Poi Leigh introduce un altro personaggio. Il suo nome è Chantelle (Michele Austin), una parrucchiera che irradia solarità, simpatia e vibrazioni positive. È anche la sorella minore di Pansy, lo yang rispetto allo yin della sua famiglia. Il contrasto tra lei e la sorella è impressionante, così come lo è la differenza tra il buonumore tra Chantelle e le sue figlie – Aleisha (Sophia Brown), un’assistente legale, e Kayla (Ani Nelson), che lavora per un’azienda di prodotti per la cura della pelle – e l’atmosfera da campo minato che si respira in casa di Pansy. Eppure è anche rivelatore. Attraverso Chantelle, possiamo vedere emergere in superficie un lato leggermente diverso della nostra protagonista, facilmente soggetta alle ferite. “Perché non riesci a goderti la vita?”, chiede sua sorella con sincera preoccupazione. “Non lo so”, risponde Pansy, e il modo in cui lei stessa sembra confusa dall’infinita riserva di bile sempre a portata di mano suggerisce che invidia quelle persone allegre e sorridenti tanto quanto le detesta. Chantelle vuole aiutare sua sorella. Pansy non sa come accettare simili gentilezze. Ed è qui che sta tutta la sua tragedia.

Scomode verità riporta occasionalmente alla luce frammenti della loro vita passata: la loro defunta madre apparentemente ha affidato l’educazione di Chantelle a Pansy; e accenni di traumi intergenerazionali vengono sparsi qua e là. Eppure non ci sono spiegazioni facili o scorciatoie freudiane in mostra: ci sono solo le conseguenze che risuonano nel presente. Leigh ci ha già regalato personaggi che mettono a dura prova i nostri livelli di tolleranza, in particolare il malfattore chiacchierone interpretato da David Thewlis in Naked – Nudo (1993). E più di qualcuno ha notato come Pansy praticamente fa da negativo a Poppy, l’eroina instancabilmente e quasi fastidiosamente ottimista del character study di Leigh del 2008 La felicità porta fortuna – Happy-Go-Lucky. Ma questa povera donna, intrappolata in una prigione che potrebbe o meno essere stata creata da lei stessa, è una creazione davvero unica.
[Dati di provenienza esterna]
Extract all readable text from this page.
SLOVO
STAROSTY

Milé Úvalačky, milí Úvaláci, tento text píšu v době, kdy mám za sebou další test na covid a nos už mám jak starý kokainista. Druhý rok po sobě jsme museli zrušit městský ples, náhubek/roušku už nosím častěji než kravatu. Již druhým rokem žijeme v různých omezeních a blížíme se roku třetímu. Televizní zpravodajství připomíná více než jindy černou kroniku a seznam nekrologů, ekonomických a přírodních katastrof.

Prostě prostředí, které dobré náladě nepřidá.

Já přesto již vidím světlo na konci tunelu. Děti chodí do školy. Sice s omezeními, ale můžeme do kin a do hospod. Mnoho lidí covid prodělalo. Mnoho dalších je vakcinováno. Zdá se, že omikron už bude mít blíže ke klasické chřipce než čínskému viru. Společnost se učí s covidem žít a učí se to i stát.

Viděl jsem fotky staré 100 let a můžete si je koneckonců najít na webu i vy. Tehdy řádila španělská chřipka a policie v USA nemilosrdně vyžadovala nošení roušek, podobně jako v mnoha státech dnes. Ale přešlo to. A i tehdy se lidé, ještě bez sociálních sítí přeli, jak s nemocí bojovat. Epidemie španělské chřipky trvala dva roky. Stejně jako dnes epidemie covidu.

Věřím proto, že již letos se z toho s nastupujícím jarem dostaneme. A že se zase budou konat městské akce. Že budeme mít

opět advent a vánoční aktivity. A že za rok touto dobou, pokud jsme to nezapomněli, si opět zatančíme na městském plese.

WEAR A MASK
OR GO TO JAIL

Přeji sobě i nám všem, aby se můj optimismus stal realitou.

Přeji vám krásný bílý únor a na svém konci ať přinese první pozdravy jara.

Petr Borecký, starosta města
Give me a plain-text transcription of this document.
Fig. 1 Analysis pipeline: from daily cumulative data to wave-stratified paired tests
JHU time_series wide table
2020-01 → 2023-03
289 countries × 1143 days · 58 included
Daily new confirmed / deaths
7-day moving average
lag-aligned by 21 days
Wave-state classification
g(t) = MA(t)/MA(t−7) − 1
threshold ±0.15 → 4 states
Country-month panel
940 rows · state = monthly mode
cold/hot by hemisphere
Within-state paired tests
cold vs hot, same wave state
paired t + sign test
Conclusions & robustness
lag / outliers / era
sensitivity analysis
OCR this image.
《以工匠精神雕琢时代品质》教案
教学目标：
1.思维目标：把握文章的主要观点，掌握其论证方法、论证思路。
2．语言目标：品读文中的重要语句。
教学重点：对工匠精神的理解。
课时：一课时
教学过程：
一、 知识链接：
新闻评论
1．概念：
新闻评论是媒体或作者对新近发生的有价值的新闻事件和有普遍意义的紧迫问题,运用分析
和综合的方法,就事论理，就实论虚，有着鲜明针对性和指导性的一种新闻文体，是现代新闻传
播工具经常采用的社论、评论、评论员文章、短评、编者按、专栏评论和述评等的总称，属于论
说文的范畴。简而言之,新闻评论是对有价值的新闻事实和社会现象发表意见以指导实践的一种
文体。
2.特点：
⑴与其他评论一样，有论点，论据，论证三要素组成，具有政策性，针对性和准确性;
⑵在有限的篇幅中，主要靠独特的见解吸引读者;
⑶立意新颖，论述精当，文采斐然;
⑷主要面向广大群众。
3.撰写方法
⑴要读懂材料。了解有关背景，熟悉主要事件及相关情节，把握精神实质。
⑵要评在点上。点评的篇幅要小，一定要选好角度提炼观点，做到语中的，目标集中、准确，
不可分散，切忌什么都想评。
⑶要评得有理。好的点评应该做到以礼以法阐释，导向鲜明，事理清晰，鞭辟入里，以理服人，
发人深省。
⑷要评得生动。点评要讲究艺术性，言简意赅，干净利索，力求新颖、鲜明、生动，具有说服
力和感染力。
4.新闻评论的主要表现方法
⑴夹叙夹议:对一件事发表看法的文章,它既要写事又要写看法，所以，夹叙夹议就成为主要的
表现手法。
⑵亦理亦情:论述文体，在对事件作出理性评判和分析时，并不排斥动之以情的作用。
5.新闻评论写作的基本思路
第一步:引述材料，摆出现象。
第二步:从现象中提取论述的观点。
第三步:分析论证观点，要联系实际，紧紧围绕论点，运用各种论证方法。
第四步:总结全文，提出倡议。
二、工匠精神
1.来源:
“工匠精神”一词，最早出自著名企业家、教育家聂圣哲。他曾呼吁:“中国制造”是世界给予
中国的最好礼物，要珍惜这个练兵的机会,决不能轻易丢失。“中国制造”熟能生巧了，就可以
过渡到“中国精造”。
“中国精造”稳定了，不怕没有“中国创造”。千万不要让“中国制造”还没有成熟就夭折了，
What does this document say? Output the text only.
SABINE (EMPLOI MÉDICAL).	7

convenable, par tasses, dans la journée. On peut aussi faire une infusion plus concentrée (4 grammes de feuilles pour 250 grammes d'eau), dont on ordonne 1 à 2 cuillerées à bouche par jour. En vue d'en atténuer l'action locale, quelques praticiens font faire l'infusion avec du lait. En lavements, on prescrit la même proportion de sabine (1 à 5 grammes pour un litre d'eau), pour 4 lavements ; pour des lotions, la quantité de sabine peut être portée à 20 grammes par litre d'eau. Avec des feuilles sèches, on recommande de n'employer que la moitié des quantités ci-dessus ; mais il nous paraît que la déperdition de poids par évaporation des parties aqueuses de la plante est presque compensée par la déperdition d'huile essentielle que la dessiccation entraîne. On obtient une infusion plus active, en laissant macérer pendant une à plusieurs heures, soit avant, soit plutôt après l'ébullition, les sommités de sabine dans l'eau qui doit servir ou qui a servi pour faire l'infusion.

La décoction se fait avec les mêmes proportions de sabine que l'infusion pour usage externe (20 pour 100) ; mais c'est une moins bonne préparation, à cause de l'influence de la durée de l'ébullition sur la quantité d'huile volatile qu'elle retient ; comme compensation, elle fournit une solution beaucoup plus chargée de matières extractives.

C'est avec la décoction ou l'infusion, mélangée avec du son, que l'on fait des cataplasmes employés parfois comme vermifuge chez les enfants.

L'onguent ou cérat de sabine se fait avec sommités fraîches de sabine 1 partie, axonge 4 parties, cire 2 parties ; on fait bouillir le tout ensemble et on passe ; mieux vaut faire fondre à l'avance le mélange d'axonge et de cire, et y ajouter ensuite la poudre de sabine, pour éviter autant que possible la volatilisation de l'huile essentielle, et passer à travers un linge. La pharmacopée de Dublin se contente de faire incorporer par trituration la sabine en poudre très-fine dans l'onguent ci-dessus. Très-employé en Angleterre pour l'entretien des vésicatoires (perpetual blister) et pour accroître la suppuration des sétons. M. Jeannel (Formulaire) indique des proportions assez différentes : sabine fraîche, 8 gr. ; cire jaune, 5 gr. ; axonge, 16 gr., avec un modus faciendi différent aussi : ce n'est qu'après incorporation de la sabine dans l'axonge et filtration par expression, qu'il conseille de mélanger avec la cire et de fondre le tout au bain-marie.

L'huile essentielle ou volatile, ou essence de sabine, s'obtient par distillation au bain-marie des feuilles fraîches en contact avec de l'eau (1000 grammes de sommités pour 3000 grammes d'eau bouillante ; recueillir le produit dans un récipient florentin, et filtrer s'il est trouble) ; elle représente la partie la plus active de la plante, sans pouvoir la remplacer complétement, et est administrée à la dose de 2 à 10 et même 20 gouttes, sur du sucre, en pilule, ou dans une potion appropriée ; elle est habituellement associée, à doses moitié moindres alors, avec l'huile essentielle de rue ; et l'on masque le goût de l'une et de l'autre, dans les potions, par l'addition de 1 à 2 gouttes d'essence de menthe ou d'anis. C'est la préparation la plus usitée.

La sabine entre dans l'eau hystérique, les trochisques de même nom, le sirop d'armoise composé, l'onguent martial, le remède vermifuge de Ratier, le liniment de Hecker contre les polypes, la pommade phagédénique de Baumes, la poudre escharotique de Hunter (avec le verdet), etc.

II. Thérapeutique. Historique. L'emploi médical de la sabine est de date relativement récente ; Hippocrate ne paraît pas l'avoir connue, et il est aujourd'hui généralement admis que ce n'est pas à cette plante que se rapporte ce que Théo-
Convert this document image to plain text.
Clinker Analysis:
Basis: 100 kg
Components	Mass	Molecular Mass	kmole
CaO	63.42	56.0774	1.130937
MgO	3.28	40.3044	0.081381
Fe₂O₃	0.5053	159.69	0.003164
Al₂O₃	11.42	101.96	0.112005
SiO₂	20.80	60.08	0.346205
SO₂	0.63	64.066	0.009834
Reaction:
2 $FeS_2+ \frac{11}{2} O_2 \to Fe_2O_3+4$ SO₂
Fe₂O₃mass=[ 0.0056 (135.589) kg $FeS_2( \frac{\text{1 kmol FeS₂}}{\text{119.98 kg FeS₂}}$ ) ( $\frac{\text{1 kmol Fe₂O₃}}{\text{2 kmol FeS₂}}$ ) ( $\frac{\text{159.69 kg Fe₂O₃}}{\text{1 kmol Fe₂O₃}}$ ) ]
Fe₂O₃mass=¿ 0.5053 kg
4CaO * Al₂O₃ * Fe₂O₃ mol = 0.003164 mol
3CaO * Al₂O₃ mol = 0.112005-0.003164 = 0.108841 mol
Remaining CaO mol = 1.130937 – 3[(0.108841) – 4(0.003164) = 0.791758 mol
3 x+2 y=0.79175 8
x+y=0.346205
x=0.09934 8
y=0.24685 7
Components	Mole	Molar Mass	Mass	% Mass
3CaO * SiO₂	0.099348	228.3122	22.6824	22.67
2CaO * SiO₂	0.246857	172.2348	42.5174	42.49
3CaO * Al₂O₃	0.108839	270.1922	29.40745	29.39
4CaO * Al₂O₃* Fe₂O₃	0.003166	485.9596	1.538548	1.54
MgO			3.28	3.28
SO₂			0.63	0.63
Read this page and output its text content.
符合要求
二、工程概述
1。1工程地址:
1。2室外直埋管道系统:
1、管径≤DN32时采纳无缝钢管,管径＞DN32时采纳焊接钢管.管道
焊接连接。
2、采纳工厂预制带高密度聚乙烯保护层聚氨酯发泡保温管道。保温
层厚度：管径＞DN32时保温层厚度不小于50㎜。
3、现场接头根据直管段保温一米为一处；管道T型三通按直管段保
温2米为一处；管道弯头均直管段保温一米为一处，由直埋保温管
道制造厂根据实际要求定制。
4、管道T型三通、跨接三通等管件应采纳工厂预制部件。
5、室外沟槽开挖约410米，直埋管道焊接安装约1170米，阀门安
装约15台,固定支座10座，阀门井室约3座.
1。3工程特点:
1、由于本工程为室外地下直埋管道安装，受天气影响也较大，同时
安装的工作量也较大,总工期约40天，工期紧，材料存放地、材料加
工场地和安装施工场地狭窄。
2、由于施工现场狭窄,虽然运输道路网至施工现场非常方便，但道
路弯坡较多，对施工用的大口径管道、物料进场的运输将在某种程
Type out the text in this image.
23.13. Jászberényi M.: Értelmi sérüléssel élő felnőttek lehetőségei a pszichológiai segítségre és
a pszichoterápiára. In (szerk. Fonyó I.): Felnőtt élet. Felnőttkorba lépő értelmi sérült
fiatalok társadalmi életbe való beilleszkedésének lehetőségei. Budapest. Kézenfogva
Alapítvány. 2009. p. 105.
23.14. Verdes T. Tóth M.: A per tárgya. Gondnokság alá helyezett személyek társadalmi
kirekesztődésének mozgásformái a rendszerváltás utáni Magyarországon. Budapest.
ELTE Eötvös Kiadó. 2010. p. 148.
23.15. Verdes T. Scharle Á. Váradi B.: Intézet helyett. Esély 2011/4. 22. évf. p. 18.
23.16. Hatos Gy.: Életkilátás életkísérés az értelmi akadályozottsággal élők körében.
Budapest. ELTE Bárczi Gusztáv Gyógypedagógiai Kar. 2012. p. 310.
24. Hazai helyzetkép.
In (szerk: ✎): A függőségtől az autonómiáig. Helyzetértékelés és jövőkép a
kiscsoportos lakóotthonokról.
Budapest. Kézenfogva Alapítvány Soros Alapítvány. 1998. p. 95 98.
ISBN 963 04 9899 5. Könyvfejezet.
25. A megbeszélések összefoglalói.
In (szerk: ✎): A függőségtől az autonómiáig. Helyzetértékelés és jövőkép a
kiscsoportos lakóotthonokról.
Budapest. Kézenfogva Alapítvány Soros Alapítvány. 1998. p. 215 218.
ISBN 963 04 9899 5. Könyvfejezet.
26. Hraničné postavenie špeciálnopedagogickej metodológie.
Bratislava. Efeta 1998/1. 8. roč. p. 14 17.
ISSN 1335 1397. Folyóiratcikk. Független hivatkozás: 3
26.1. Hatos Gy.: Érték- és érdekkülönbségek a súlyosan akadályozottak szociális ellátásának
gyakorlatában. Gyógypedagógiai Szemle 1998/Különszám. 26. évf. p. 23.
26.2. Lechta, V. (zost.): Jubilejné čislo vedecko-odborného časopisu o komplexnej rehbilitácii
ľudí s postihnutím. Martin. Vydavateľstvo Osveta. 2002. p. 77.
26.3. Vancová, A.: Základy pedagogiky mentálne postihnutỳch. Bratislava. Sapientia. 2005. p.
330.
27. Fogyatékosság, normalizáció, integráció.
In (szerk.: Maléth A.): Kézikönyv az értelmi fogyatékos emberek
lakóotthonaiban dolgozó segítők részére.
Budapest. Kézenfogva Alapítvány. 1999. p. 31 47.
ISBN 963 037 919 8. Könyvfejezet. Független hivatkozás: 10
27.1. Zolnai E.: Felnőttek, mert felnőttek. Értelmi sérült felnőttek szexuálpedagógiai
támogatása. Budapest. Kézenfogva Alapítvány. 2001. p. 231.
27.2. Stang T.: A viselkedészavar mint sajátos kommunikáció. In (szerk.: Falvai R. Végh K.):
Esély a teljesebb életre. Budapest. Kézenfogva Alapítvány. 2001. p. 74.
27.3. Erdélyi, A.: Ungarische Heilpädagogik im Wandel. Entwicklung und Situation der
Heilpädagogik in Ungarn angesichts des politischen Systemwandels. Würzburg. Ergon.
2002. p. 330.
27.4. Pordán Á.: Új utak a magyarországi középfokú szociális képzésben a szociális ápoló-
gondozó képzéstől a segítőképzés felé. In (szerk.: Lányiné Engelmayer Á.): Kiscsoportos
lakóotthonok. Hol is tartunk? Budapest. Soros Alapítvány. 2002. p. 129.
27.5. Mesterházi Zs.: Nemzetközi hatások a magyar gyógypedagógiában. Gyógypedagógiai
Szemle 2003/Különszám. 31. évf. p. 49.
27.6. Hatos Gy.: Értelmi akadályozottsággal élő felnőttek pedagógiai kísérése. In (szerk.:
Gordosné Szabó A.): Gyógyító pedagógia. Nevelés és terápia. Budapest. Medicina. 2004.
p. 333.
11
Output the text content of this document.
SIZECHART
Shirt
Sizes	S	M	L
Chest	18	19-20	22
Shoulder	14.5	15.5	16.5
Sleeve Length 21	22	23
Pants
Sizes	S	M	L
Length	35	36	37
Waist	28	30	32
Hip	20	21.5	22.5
Ecco perché, quando le due famiglie si riuniscono per un brunch domenicale, Pansy non sembra la solita guastafeste. A questo punto, si riesce a vedere il danno in lei in modo totalmente chiaro, e assolutamente doloroso. È sia inflitto agli altri che autoinflitto. Eppure, si desidera entrare in contatto con lei. Raramente la massima sui film come “macchine dell’empatia” si è rivelata così vera, o si è avuto la fortuna di avere ambasciatori così esperti in materia.

Leigh e tutto il suo cast sono qui così precisi, così dediti a infondere vita in queste persone comuni, che ogni volta che stacca da Pansy e ci concede scorci delle loro vite al di fuori della sua sfera d’influenza, verrebbe voglia che ognuna di loro avesse un film tutto per sé. Eppure, nel creare un personaggio così ricco e articolato che ti costringe a impegnarti a fondo per perdonare i suoi errori, è Marianne Jean-Baptiste a reggere il peso del film. Molte attrici avrebbero potuto interpretare alla perfezione quelle pagine di invettive piene di rabbia; ma solo lei avrebbe potuto mostrarti la persona spaventata, vulnerabile e disorientata dietro quegli attacchi frontali rendendola detestabile ma facendoti al contempo simpatizzare per lei. È una dimostrazione virtuosa di cuore e rabbia in egual misura. E ci sono momenti in cui, tra risate e lacrime, ti ritrovi a desiderare di poter dire a questa persona immaginaria che sembra fin troppo reale: “Va tutto bene”. L’attrice ti fa dimenticare il confine tra recitazione e osservazione. Sembra tutto così vero, nel senso migliore del termine.